There wasn’t anything particularly unusual about Karoline’s spinal subluxation compared to other kids. We just set about correcting what we found was misaligned and interfering/irritating her spinal cord. I called the next day to check on the family, as I always do. Mom was quite disturbed and questioning me about “what did you do to my child!”. After a few questions of my own, I learned that Karoline had slept 12 hours after her first adjustment. THAT was the source of mom’s agitation. She thought something was now WRONG. In fact, something was now finally RIGHT. Parents of kids not on the spectrum wouldn’t be troubled by a 12-hour sleeping stint at 10 years old. This mother of one child, Karoline, had never ever had this happen. She was rightly worried that something different was going on and wasn’t quite sure what it meant.
Once assured that this is how it works with kids, she’d just never experienced it, she was OK and we followed up with Karoline’s visits, checking and adjusting. The next week, Karoline’s father turned up in the office. I hadn’t met him prior because he worked as a baker so his hours were late morning and he was on sleep shift during Karoline’s first few visits. I came out of the exam room and he was sitting in our massage chair. A stocky Norwegian (literally, thick accent immigrant with Karoline’s mother), these guys are notorious for being stoic and little emotion. He waved me over to talk with him about Karoline. As I approached, he stood up out of the chair, I wasn’t quite sure if he was happy or not. The look on his face wasn’t happy. He said, however, “Whatever you did, this is the first time I know I have a daughter.” He pointed two fingers in a V and pointed to my eyes and then to his eyes…. “She looked me in the eyes! This is the FIRST time. I NOW know I have a daughter.!” He welled up in tears and as I write this, it makes me tear up again. It was quite emotional for both of us. For me, because I hadn’t counted the impact this situation was having on the parents. For him, because I think he realized he’d missed 10 years of his daughter’s life.

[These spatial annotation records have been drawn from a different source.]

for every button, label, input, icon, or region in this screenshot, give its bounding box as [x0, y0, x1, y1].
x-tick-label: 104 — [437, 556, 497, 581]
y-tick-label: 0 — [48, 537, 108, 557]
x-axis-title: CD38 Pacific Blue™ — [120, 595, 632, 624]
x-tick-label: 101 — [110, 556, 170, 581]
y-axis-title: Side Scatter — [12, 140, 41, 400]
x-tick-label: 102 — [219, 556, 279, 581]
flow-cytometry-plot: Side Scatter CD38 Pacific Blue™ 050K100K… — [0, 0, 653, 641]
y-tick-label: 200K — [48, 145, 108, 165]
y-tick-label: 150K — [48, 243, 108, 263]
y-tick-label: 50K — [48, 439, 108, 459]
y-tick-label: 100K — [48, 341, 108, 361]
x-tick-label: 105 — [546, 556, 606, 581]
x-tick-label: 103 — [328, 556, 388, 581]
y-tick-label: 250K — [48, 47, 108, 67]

No matter. We move forward. That Walk for Autism was in the spring. It was cold and rainy. I took care of Karoline from that week forward and by Fall, their lives were nearing normal. Each week mom would come in telling us of some big achievement which typically, we wouldn’t be thinking was any great stretch. Like going to Red Lobster, taking a trip to a friend’s cabin in Wisconsin, going to the State Fair. Yes, any 10 year should be able to enjoy those things with her parents and now they were.
Sadly, this is still happening to many others and with the rate of ASD still climbing, it’s happening more and more often.

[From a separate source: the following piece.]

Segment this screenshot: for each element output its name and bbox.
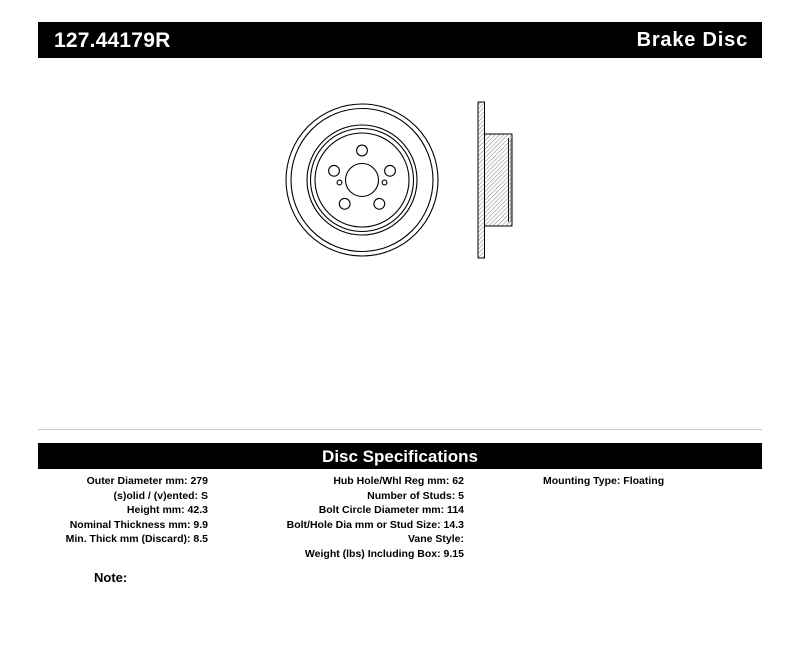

The Medical/Pharmaceutical approach:
If you take your ASD insomniac to the pediatrician, here’s what the American Academy of Pediatrics has to say, in a nutshell: “The first line is behavioral training. If you’ve ruled out organic causes, then pharmacologic therapy may be initiated. There are no FDA approved treatments for insomnia in children.”
Basically, there’s no safety testing but if your child isn’t sleeping, we will prescribe something for them. That just doesn’t inspire much confidence. At the very least, whatever drug prescribed should be tested for safety, if not effectiveness. Neither one of these texts exist. Still…. that’s the state of medical help.

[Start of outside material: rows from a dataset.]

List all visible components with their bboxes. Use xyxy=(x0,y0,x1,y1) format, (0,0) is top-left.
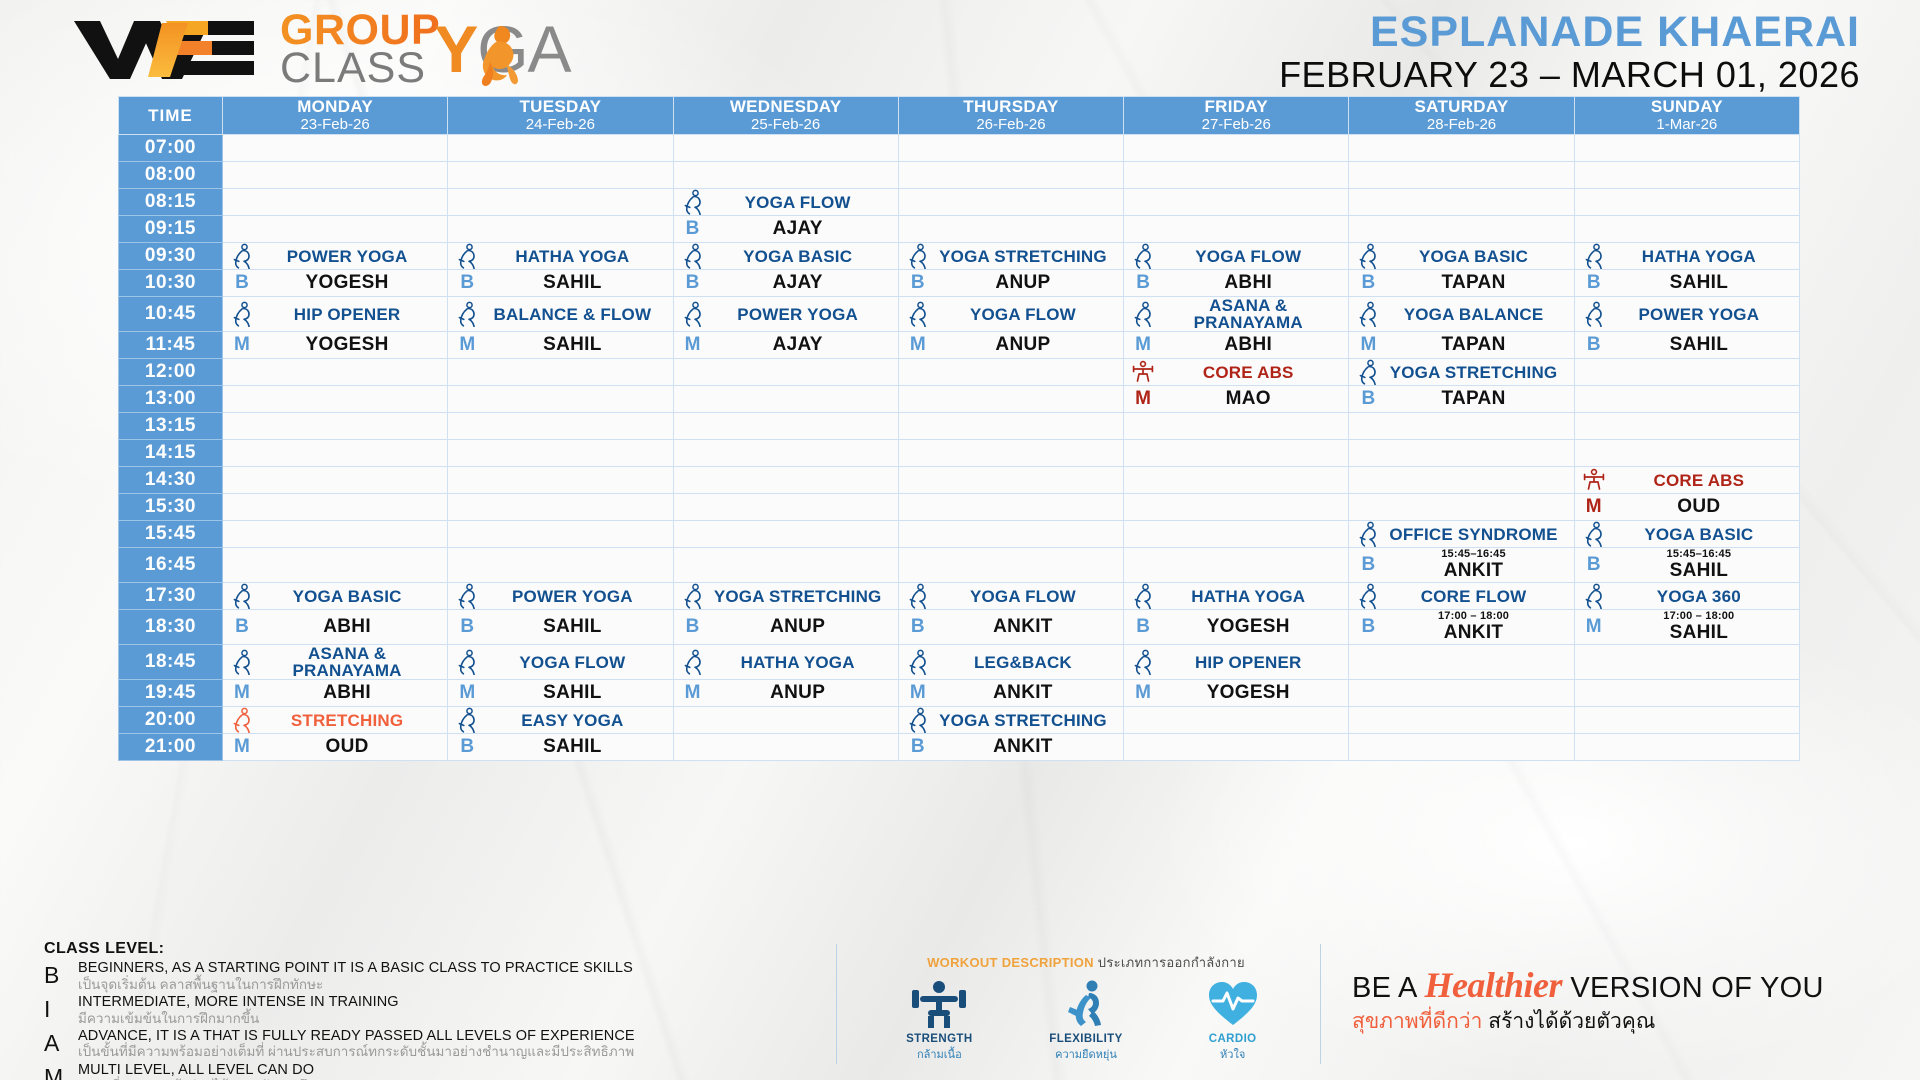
yoga-figure-icon xyxy=(905,649,931,675)
time-column-header: TIME xyxy=(119,97,223,135)
class-slot-instructor[interactable]: BSAHIL xyxy=(448,610,673,645)
class-level-desc-th: มีความเข้มข้นในการฝึกมากขึ้น xyxy=(78,1011,804,1027)
yoga-figure-icon xyxy=(1581,583,1607,609)
empty-slot xyxy=(673,548,898,583)
empty-slot xyxy=(1124,467,1349,494)
class-name: POWER YOGA xyxy=(1607,306,1791,323)
class-slot-instructor[interactable]: BSAHIL xyxy=(448,734,673,761)
time-end-cell: 08:00 xyxy=(119,162,223,189)
class-name: YOGA 360 xyxy=(1607,588,1791,605)
instructor-name: ANKIT xyxy=(1381,622,1565,644)
class-level-badge: B xyxy=(1130,616,1156,638)
day-name: SATURDAY xyxy=(1349,98,1573,116)
empty-slot xyxy=(1349,413,1574,440)
yoga-figure-icon xyxy=(682,189,704,215)
class-slot-title[interactable]: YOGA FLOW xyxy=(898,583,1123,610)
class-name: YOGA BASIC xyxy=(1381,248,1565,265)
empty-slot xyxy=(898,548,1123,583)
class-slot-title[interactable]: OFFICE SYNDROME xyxy=(1349,521,1574,548)
class-slot-instructor[interactable]: BYOGESH xyxy=(222,270,447,297)
workout-description-title: WORKOUT DESCRIPTION ประเภทการออกกำลังกาย xyxy=(866,952,1306,973)
yoga-figure-icon xyxy=(907,583,929,609)
class-slot-title[interactable]: YOGA BASIC xyxy=(1349,243,1574,270)
brand-logo: GROUP CLASS YGA xyxy=(70,8,571,92)
empty-slot xyxy=(1574,162,1799,189)
empty-slot xyxy=(448,189,673,216)
class-slot-instructor[interactable]: MSAHIL xyxy=(448,332,673,359)
time-end-cell: 09:15 xyxy=(119,216,223,243)
empty-slot xyxy=(448,521,673,548)
empty-slot xyxy=(1349,162,1574,189)
class-name: YOGA BASIC xyxy=(255,588,439,605)
class-slot-title[interactable]: CORE ABS xyxy=(1574,467,1799,494)
empty-slot xyxy=(1349,645,1574,680)
empty-slot xyxy=(1124,189,1349,216)
instructor-name: SAHIL xyxy=(1607,622,1791,644)
instructor-name: ABHI xyxy=(1156,334,1340,356)
class-level-row: AADVANCE, IT IS A THAT IS FULLY READY PA… xyxy=(44,1028,804,1061)
yoga-figure-icon xyxy=(1581,521,1607,547)
class-slot-instructor[interactable]: BABHI xyxy=(1124,270,1349,297)
instructor-name: ANKIT xyxy=(1381,560,1565,582)
class-slot-title[interactable]: BALANCE & FLOW xyxy=(448,297,673,332)
class-name: HATHA YOGA xyxy=(1607,248,1791,265)
class-level-badge: B xyxy=(229,616,255,638)
empty-slot xyxy=(448,162,673,189)
empty-slot xyxy=(1349,680,1574,707)
day-column-header-wednesday: WEDNESDAY25-Feb-26 xyxy=(673,97,898,135)
empty-slot xyxy=(222,359,447,386)
class-level-badge: B xyxy=(1355,388,1381,410)
class-slot-instructor[interactable]: M17:00 – 18:00SAHIL xyxy=(1574,610,1799,645)
class-slot-instructor[interactable]: MABHI xyxy=(222,680,447,707)
empty-slot xyxy=(1124,548,1349,583)
empty-slot xyxy=(673,135,898,162)
day-date: 24-Feb-26 xyxy=(448,117,672,133)
empty-slot xyxy=(1349,189,1574,216)
time-start-cell: 07:00 xyxy=(119,135,223,162)
class-slot-title[interactable]: YOGA STRETCHING xyxy=(1349,359,1574,386)
strength-icon xyxy=(908,979,970,1029)
empty-slot xyxy=(222,494,447,521)
schedule-row-top: 15:45OFFICE SYNDROMEYOGA BASIC xyxy=(119,521,1800,548)
class-slot-title[interactable]: ASANA & PRANAYAMA xyxy=(222,645,447,680)
schedule-row-top: 12:00CORE ABSYOGA STRETCHING xyxy=(119,359,1800,386)
class-level-desc-en: MULTI LEVEL, ALL LEVEL CAN DO xyxy=(78,1062,804,1079)
workout-item-strength: STRENGTH กล้ามเนื้อ xyxy=(874,979,1004,1063)
schedule-row-top: 13:15 xyxy=(119,413,1800,440)
yoga-figure-icon xyxy=(1355,301,1381,327)
empty-slot xyxy=(1574,680,1799,707)
yoga-figure-icon xyxy=(680,189,706,215)
class-level-key: B xyxy=(44,960,78,987)
class-slot-title[interactable]: HATHA YOGA xyxy=(673,645,898,680)
yoga-figure-icon xyxy=(456,301,478,327)
strength-figure-icon xyxy=(1131,360,1155,384)
class-level-desc-en: ADVANCE, IT IS A THAT IS FULLY READY PAS… xyxy=(78,1028,804,1045)
class-slot-instructor[interactable]: BSAHIL xyxy=(448,270,673,297)
class-level-badge: B xyxy=(1581,334,1607,356)
yoga-figure-icon xyxy=(1132,243,1154,269)
day-date: 25-Feb-26 xyxy=(674,117,898,133)
class-slot-title[interactable]: YOGA FLOW xyxy=(448,645,673,680)
class-slot-instructor[interactable]: BTAPAN xyxy=(1349,386,1574,413)
yoga-figure-icon xyxy=(454,243,480,269)
tagline-thai-orange: สุขภาพที่ดีกว่า xyxy=(1352,1010,1482,1033)
yoga-figure-icon xyxy=(454,649,480,675)
yoga-figure-icon xyxy=(1130,301,1156,327)
workout-label-flexibility-th: ความยืดหยุ่น xyxy=(1021,1045,1151,1063)
empty-slot xyxy=(1124,734,1349,761)
class-name: HIP OPENER xyxy=(255,306,439,323)
class-slot-title[interactable]: POWER YOGA xyxy=(448,583,673,610)
class-slot-instructor[interactable]: BAJAY xyxy=(673,216,898,243)
schedule-row-bottom: 18:30BABHIBSAHILBANUPBANKITBYOGESHB17:00… xyxy=(119,610,1800,645)
class-word: CLASS xyxy=(280,50,440,88)
class-slot-instructor[interactable]: BSAHIL xyxy=(1574,332,1799,359)
schedule-row-top: 07:00 xyxy=(119,135,1800,162)
class-slot-title[interactable]: YOGA BASIC xyxy=(1574,521,1799,548)
day-name: MONDAY xyxy=(223,98,447,116)
empty-slot xyxy=(1574,359,1799,386)
yoga-figure-icon xyxy=(682,649,704,675)
venue-title: ESPLANADE KHAERAI xyxy=(1279,10,1860,55)
yoga-figure-icon xyxy=(682,243,704,269)
class-level-badge: B xyxy=(905,616,931,638)
instructor-name: AJAY xyxy=(706,218,890,240)
class-level-badge: M xyxy=(454,682,480,704)
yoga-figure-icon xyxy=(905,301,931,327)
schedule-row-bottom: 14:15 xyxy=(119,440,1800,467)
empty-slot xyxy=(1124,521,1349,548)
class-level-badge: M xyxy=(1581,616,1607,638)
class-name: YOGA FLOW xyxy=(1156,248,1340,265)
time-end-cell: 21:00 xyxy=(119,734,223,761)
class-level-badge: M xyxy=(1130,388,1156,410)
empty-slot xyxy=(222,386,447,413)
yoga-figure-icon xyxy=(454,583,480,609)
instructor-name: YOGESH xyxy=(255,272,439,294)
empty-slot xyxy=(448,440,673,467)
class-slot-instructor[interactable]: B15:45–16:45SAHIL xyxy=(1574,548,1799,583)
yoga-figure-icon xyxy=(907,301,929,327)
class-level-badge: B xyxy=(1355,272,1381,294)
yoga-figure-icon xyxy=(229,707,255,733)
schedule-row-top: 08:15YOGA FLOW xyxy=(119,189,1800,216)
yoga-figure-icon xyxy=(1357,243,1379,269)
time-end-cell: 19:45 xyxy=(119,680,223,707)
class-slot-title[interactable]: YOGA STRETCHING xyxy=(898,707,1123,734)
empty-slot xyxy=(448,494,673,521)
empty-slot xyxy=(1349,440,1574,467)
time-end-cell: 14:15 xyxy=(119,440,223,467)
tagline-pre: BE A xyxy=(1352,972,1416,1004)
empty-slot xyxy=(222,162,447,189)
yoga-figure-icon xyxy=(680,301,706,327)
class-name: YOGA FLOW xyxy=(931,588,1115,605)
class-name: YOGA BASIC xyxy=(1607,526,1791,543)
instructor-name: TAPAN xyxy=(1381,334,1565,356)
workout-description-block: WORKOUT DESCRIPTION ประเภทการออกกำลังกาย… xyxy=(866,952,1306,1063)
empty-slot xyxy=(673,413,898,440)
class-slot-instructor[interactable]: BSAHIL xyxy=(1574,270,1799,297)
yoga-figure-icon xyxy=(456,583,478,609)
instructor-name: SAHIL xyxy=(1607,272,1791,294)
schedule-row-top: 14:30CORE ABS xyxy=(119,467,1800,494)
class-slot-title[interactable]: YOGA STRETCHING xyxy=(673,583,898,610)
instructor-name: SAHIL xyxy=(480,272,664,294)
class-level-badge: B xyxy=(905,736,931,758)
class-slot-title[interactable]: STRETCHING xyxy=(222,707,447,734)
yoga-figure-icon xyxy=(1355,359,1381,385)
empty-slot xyxy=(673,521,898,548)
empty-slot xyxy=(1349,216,1574,243)
class-slot-instructor[interactable]: MMAO xyxy=(1124,386,1349,413)
schedule-row-bottom: 11:45MYOGESHMSAHILMAJAYMANUPMABHIMTAPANB… xyxy=(119,332,1800,359)
header-title-block: ESPLANADE KHAERAI FEBRUARY 23 – MARCH 01… xyxy=(1279,10,1860,95)
class-slot-instructor[interactable]: MOUD xyxy=(222,734,447,761)
class-level-desc-en: BEGINNERS, AS A STARTING POINT IT IS A B… xyxy=(78,960,804,977)
time-start-cell: 14:30 xyxy=(119,467,223,494)
empty-slot xyxy=(898,521,1123,548)
class-slot-instructor[interactable]: MAJAY xyxy=(673,332,898,359)
class-slot-title[interactable]: HATHA YOGA xyxy=(1124,583,1349,610)
day-name: THURSDAY xyxy=(899,98,1123,116)
yoga-figure-icon xyxy=(905,243,931,269)
yoga-figure-icon xyxy=(680,243,706,269)
tagline-thai-dark: สร้างได้ด้วยตัวคุณ xyxy=(1488,1010,1655,1033)
class-level-badge: B xyxy=(454,736,480,758)
class-name: HIP OPENER xyxy=(1156,654,1340,671)
instructor-name: YOGESH xyxy=(1156,682,1340,704)
class-level-key: M xyxy=(44,1062,78,1080)
workout-label-flexibility-en: FLEXIBILITY xyxy=(1021,1033,1151,1045)
day-column-header-sunday: SUNDAY1-Mar-26 xyxy=(1574,97,1799,135)
class-level-badge: M xyxy=(1355,334,1381,356)
empty-slot xyxy=(1574,707,1799,734)
day-date: 23-Feb-26 xyxy=(223,117,447,133)
strength-figure-icon xyxy=(1581,468,1607,492)
class-level-badge: M xyxy=(1130,334,1156,356)
class-level-desc-th: เป็นจุดเริ่มต้น คลาสพื้นฐานในการฝึกทักษะ xyxy=(78,977,804,993)
class-slot-instructor[interactable]: BTAPAN xyxy=(1349,270,1574,297)
class-name: YOGA FLOW xyxy=(480,654,664,671)
schedule-row-bottom: 16:45B15:45–16:45ANKITB15:45–16:45SAHIL xyxy=(119,548,1800,583)
workout-label-strength-th: กล้ามเนื้อ xyxy=(874,1045,1004,1063)
yoga-figure-icon xyxy=(1357,521,1379,547)
class-slot-title[interactable]: POWER YOGA xyxy=(1574,297,1799,332)
empty-slot xyxy=(1574,135,1799,162)
class-name: CORE ABS xyxy=(1607,472,1791,489)
schedule-row-top: 17:30YOGA BASICPOWER YOGAYOGA STRETCHING… xyxy=(119,583,1800,610)
class-level-badge: B xyxy=(680,272,706,294)
empty-slot xyxy=(1349,467,1574,494)
empty-slot xyxy=(448,548,673,583)
class-level-badge: B xyxy=(454,616,480,638)
instructor-name: ANUP xyxy=(931,334,1115,356)
instructor-name: SAHIL xyxy=(480,682,664,704)
class-slot-instructor[interactable]: MSAHIL xyxy=(448,680,673,707)
empty-slot xyxy=(1124,707,1349,734)
class-slot-title[interactable]: POWER YOGA xyxy=(673,297,898,332)
class-slot-title[interactable]: YOGA FLOW xyxy=(1124,243,1349,270)
class-name: HATHA YOGA xyxy=(1156,588,1340,605)
class-slot-title[interactable]: YOGA FLOW xyxy=(673,189,898,216)
empty-slot xyxy=(898,467,1123,494)
empty-slot xyxy=(1574,645,1799,680)
class-slot-instructor[interactable]: BANKIT xyxy=(898,610,1123,645)
class-slot-title[interactable]: HATHA YOGA xyxy=(448,243,673,270)
instructor-name: ABHI xyxy=(1156,272,1340,294)
class-slot-title[interactable]: HIP OPENER xyxy=(1124,645,1349,680)
instructor-name: ANKIT xyxy=(931,736,1115,758)
flexibility-icon xyxy=(1062,979,1110,1029)
class-name: CORE ABS xyxy=(1156,364,1340,381)
class-slot-title[interactable]: CORE ABS xyxy=(1124,359,1349,386)
day-date: 26-Feb-26 xyxy=(899,117,1123,133)
class-slot-title[interactable]: YOGA 360 xyxy=(1574,583,1799,610)
schedule-row-bottom: 10:30BYOGESHBSAHILBAJAYBANUPBABHIBTAPANB… xyxy=(119,270,1800,297)
empty-slot xyxy=(898,162,1123,189)
class-name: HATHA YOGA xyxy=(480,248,664,265)
class-slot-instructor[interactable]: MANUP xyxy=(898,332,1123,359)
day-date: 27-Feb-26 xyxy=(1124,117,1348,133)
schedule-row-bottom: 15:30MOUD xyxy=(119,494,1800,521)
instructor-name: AJAY xyxy=(706,272,890,294)
class-level-badge: B xyxy=(454,272,480,294)
class-name: YOGA BASIC xyxy=(706,248,890,265)
class-slot-title[interactable]: LEG&BACK xyxy=(898,645,1123,680)
tagline-script-word: Healthier xyxy=(1424,965,1562,1005)
class-level-badge: M xyxy=(229,682,255,704)
yoga-figure-icon xyxy=(905,583,931,609)
yoga-figure-icon xyxy=(1583,583,1605,609)
day-column-header-monday: MONDAY23-Feb-26 xyxy=(222,97,447,135)
class-slot-title[interactable]: ASANA & PRANAYAMA xyxy=(1124,297,1349,332)
class-name: CORE FLOW xyxy=(1381,588,1565,605)
empty-slot xyxy=(673,162,898,189)
class-slot-title[interactable]: YOGA STRETCHING xyxy=(898,243,1123,270)
empty-slot xyxy=(448,413,673,440)
time-start-cell: 12:00 xyxy=(119,359,223,386)
schedule-row-top: 10:45HIP OPENERBALANCE & FLOWPOWER YOGAY… xyxy=(119,297,1800,332)
class-slot-instructor[interactable]: MOUD xyxy=(1574,494,1799,521)
yoga-figure-icon xyxy=(1130,243,1156,269)
yoga-figure-icon xyxy=(231,649,253,675)
class-slot-instructor[interactable]: BANUP xyxy=(898,270,1123,297)
empty-slot xyxy=(222,216,447,243)
class-slot-title[interactable]: YOGA BASIC xyxy=(222,583,447,610)
time-start-cell: 18:45 xyxy=(119,645,223,680)
empty-slot xyxy=(1124,440,1349,467)
day-name: TUESDAY xyxy=(448,98,672,116)
strength-figure-icon xyxy=(1582,468,1606,492)
empty-slot xyxy=(1124,162,1349,189)
class-level-badge: B xyxy=(905,272,931,294)
class-slot-instructor[interactable]: MABHI xyxy=(1124,332,1349,359)
class-slot-instructor[interactable]: BABHI xyxy=(222,610,447,645)
schedule-table: TIME MONDAY23-Feb-26TUESDAY24-Feb-26WEDN… xyxy=(118,96,1800,761)
class-slot-instructor[interactable]: BANKIT xyxy=(898,734,1123,761)
class-slot-instructor[interactable]: B17:00 – 18:00ANKIT xyxy=(1349,610,1574,645)
yoga-figure-icon xyxy=(1357,301,1379,327)
class-level-badge: M xyxy=(905,334,931,356)
class-level-badge: M xyxy=(229,334,255,356)
schedule-row-bottom: 09:15BAJAY xyxy=(119,216,1800,243)
yoga-figure-icon xyxy=(682,583,704,609)
schedule-row-top: 20:00STRETCHINGEASY YOGAYOGA STRETCHING xyxy=(119,707,1800,734)
class-level-desc-th: เป็นขั้นที่มีความพร้อมอย่างเต็มที่ ผ่านป… xyxy=(78,1044,804,1060)
empty-slot xyxy=(1124,494,1349,521)
yoga-figure-icon xyxy=(1132,583,1154,609)
empty-slot xyxy=(222,440,447,467)
class-slot-title[interactable]: HATHA YOGA xyxy=(1574,243,1799,270)
empty-slot xyxy=(898,494,1123,521)
class-slot-title[interactable]: YOGA BALANCE xyxy=(1349,297,1574,332)
yoga-figure-icon xyxy=(456,707,478,733)
time-end-cell: 10:30 xyxy=(119,270,223,297)
empty-slot xyxy=(1124,135,1349,162)
class-slot-title[interactable]: HIP OPENER xyxy=(222,297,447,332)
class-slot-instructor[interactable]: MYOGESH xyxy=(222,332,447,359)
yoga-figure-icon xyxy=(680,649,706,675)
class-slot-instructor[interactable]: BAJAY xyxy=(673,270,898,297)
yoga-pose-illustration-icon xyxy=(470,22,528,95)
class-slot-instructor[interactable]: MANKIT xyxy=(898,680,1123,707)
time-start-cell: 20:00 xyxy=(119,707,223,734)
class-slot-title[interactable]: CORE FLOW xyxy=(1349,583,1574,610)
class-slot-instructor[interactable]: MANUP xyxy=(673,680,898,707)
yoga-figure-icon xyxy=(454,301,480,327)
empty-slot xyxy=(898,359,1123,386)
class-name: YOGA FLOW xyxy=(931,306,1115,323)
class-slot-title[interactable]: YOGA FLOW xyxy=(898,297,1123,332)
yoga-figure-icon xyxy=(1355,583,1381,609)
class-level-badge: B xyxy=(1130,272,1156,294)
instructor-name: ANUP xyxy=(931,272,1115,294)
class-level-badge: M xyxy=(1130,682,1156,704)
empty-slot xyxy=(898,135,1123,162)
class-slot-title[interactable]: EASY YOGA xyxy=(448,707,673,734)
class-slot-instructor[interactable]: MYOGESH xyxy=(1124,680,1349,707)
class-slot-instructor[interactable]: MTAPAN xyxy=(1349,332,1574,359)
class-slot-instructor[interactable]: BYOGESH xyxy=(1124,610,1349,645)
yoga-wordmark: YGA xyxy=(434,20,570,79)
yoga-figure-icon xyxy=(229,583,255,609)
we-logo-mark xyxy=(70,15,270,85)
yoga-figure-icon xyxy=(456,243,478,269)
day-column-header-thursday: THURSDAY26-Feb-26 xyxy=(898,97,1123,135)
empty-slot xyxy=(448,216,673,243)
class-level-badge: M xyxy=(229,736,255,758)
yoga-figure-icon xyxy=(1132,649,1154,675)
class-slot-instructor[interactable]: B15:45–16:45ANKIT xyxy=(1349,548,1574,583)
class-slot-title[interactable]: POWER YOGA xyxy=(222,243,447,270)
instructor-name: YOGESH xyxy=(1156,616,1340,638)
yoga-figure-icon xyxy=(1583,521,1605,547)
time-end-cell: 16:45 xyxy=(119,548,223,583)
instructor-name: SAHIL xyxy=(480,334,664,356)
empty-slot xyxy=(1574,734,1799,761)
class-slot-title[interactable]: YOGA BASIC xyxy=(673,243,898,270)
time-start-cell: 10:45 xyxy=(119,297,223,332)
instructor-name: MAO xyxy=(1156,388,1340,410)
time-end-cell: 18:30 xyxy=(119,610,223,645)
empty-slot xyxy=(898,413,1123,440)
yoga-figure-icon xyxy=(229,301,255,327)
class-slot-instructor[interactable]: BANUP xyxy=(673,610,898,645)
empty-slot xyxy=(222,135,447,162)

Now, families with kids on the spectrum fall into a couple of camps and some in between. There’s the “My child is gifted but different” and the other camp is “My child has been damaged and needs a cure.” The gifted camp doesn’t think a cure is required, it’s just another version of normal. The damaged camp desperately seeks cures or treatments.
Chiropractic doesn’t fit either camp’s concerns. Everybody thinks their kids are normal and don’t need chiropractic… until they find out how much more “normal” they can be. Less sick days, less tummy aches, less problems overall, once they start getting regular adjustments. ASD kids who aren’t sleeping are no exception.
Chiropractic isn’t a treatment for insomnia, autism, ADHD, headaches or sciatica. It’s a tune up for your kids’ nervous system. So, their brain will be better focused on the test at school. Her foot will be better able to balance on the balance beam. His arm will be like a laser passing the football. His immune system won’t be searching for “invisible” threats and requiring an inhaler to keep breathing. THAT’s how it works.
Chiropractic works. It’s safe. It is common sense.
Don’t wait 10 years of your child’s life to find out how much better they can be!